Last month, Aramark and Sodexo, the two largest providers of food in the nation, signed deals with Beyond Meat and Impossible Foods, two of the fastest growing plant-based protein companies. The deals would seem to make it official that these new meat substitutes are a healthier alternative to the real thing.

Take a deeper look and you see these institutions are selling their guests short.

Remember SnackWell’s? The ’90s cookie was lauded for being a healthy cookie when nutritionists were warning people away from consuming fat. But it wasn’t so. The cookie traded its fat for an increase in carbs — sugar — to make it palatable. And as nutrition research has developed, nutritionists zeroed in on sugar as something we should watch.

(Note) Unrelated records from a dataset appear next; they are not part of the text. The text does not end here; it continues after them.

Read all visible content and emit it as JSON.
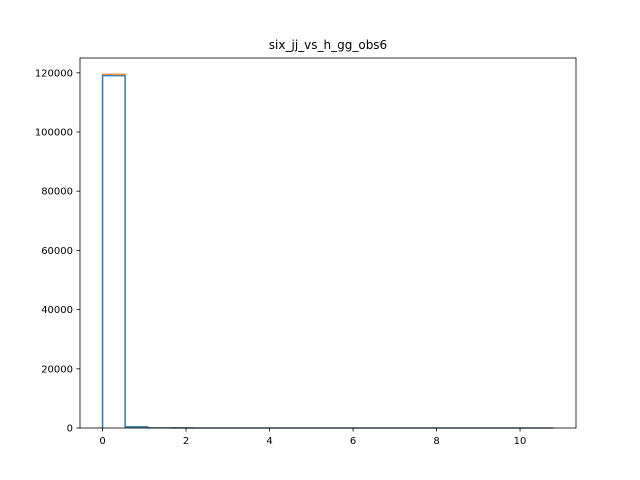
{
  "chart_data": {
    "type": "histogram",
    "title": "six_jj_vs_h_gg_obs6",
    "xlabel": "",
    "ylabel": "",
    "xlim": [
      -0.54,
      11.34
    ],
    "ylim": [
      0,
      125000
    ],
    "x_ticks": [
      0,
      2,
      4,
      6,
      8,
      10
    ],
    "x_tick_labels": [
      "0",
      "2",
      "4",
      "6",
      "8",
      "10"
    ],
    "y_ticks": [
      0,
      20000,
      40000,
      60000,
      80000,
      100000,
      120000
    ],
    "y_tick_labels": [
      "0",
      "20000",
      "40000",
      "60000",
      "80000",
      "100000",
      "120000"
    ],
    "grid": false,
    "bin_edges": [
      0.0,
      0.54,
      1.08,
      1.62,
      2.16,
      2.7,
      3.24,
      3.78,
      4.32,
      4.86,
      5.4,
      5.94,
      6.48,
      7.02,
      7.56,
      8.1,
      8.64,
      9.18,
      9.72,
      10.26,
      10.8
    ],
    "series": [
      {
        "color": "#ff7f0e",
        "values": [
          119500,
          350,
          40,
          15,
          8,
          5,
          3,
          2,
          2,
          1,
          1,
          1,
          1,
          0,
          0,
          0,
          0,
          0,
          0,
          1
        ]
      },
      {
        "color": "#1f77b4",
        "values": [
          119000,
          350,
          40,
          15,
          8,
          5,
          3,
          2,
          2,
          1,
          1,
          1,
          1,
          0,
          0,
          0,
          0,
          0,
          0,
          1
        ]
      }
    ]
  }
}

Plant-based meat substitutes are the SnackWell’s of the modern era, promising consumers a health halo that doesn’t square with reality.

Impossible Food’s burger contains 370 mg of sodium and 240 calories, while Beyond Meat’s burger contains 390 mg of sodium and 250 calories. Compared to a 90% lean beef burger of the same size, the plant-based burgers have average almost 25% more calories. Their increase in sodium is more than 400%.

The differences go deeper.

These new products fall into what is known as “ultra-processed” foods. According to the NOVA food classification system, ultra-processed foods are “formulations of ingredients, mostly of exclusive industrial use, typically created by series of industrial techniques and processes.”

The two major plant-based alternatives both have more than 15 ingredients. One ingredient is methylcellulose, a filler with no nutritional benefit. The bulking agent is often used in laxatives and, according to studies using animals, might promote colorectal cancer.

Other plant-based meat products on the market have even more ingredients — some more than 40! The National Institute of Health cautioned that ultra-processed foods are linked to obesity. A real beef patty has one ingredient: beef.

Some Americans are either misinformed or were deceived into thinking these fake burgers are healthy vegetable patties masquerading as real meat. According to a recent Mintel study, 76% of Americans think plant-based foods are healthy while 46% think these proteins are healthier than traditional animal products.

And the plant-based deception doesn’t stop at personal health. Despite what you heard, plant-based protein won’t save the planet either.

Advocates of swapping authentic meat for the fake analogue argue that raising livestock emits large amounts of greenhouse gases, or GHG. Yet emissions from livestock agriculture is nominal. The EPA calculates less than 3% of GHG emissions in America comes from farm animals. GHG emissions would shrink only 2.6% if all Americans went cold turkey and gave up all animal protein — not just meat but also milk, cheese and even butter.

Livestock agriculture is one of the best technologically adapted sectors when it comes to climate change. The United Nation’s Food and Agriculture Organization predicts that since 1961, American production of livestock has doubled while shrinking 11.3% of GHG emissions.

A much more effective way to reduce GHG emissions is to help other countries modernize their farming — not convert America into eating soy burgers.

“Plant-based” burgers might be trendy today, but once health-conscious consumers look at the label, they might go the way of leg warmers, Troll dolls, Rubik cubes and other fads.

Will Coggin is the managing director at the Center for Consumer Freedom, a nonprofit organization devoted to promoting personal responsibility and protecting consumer choices.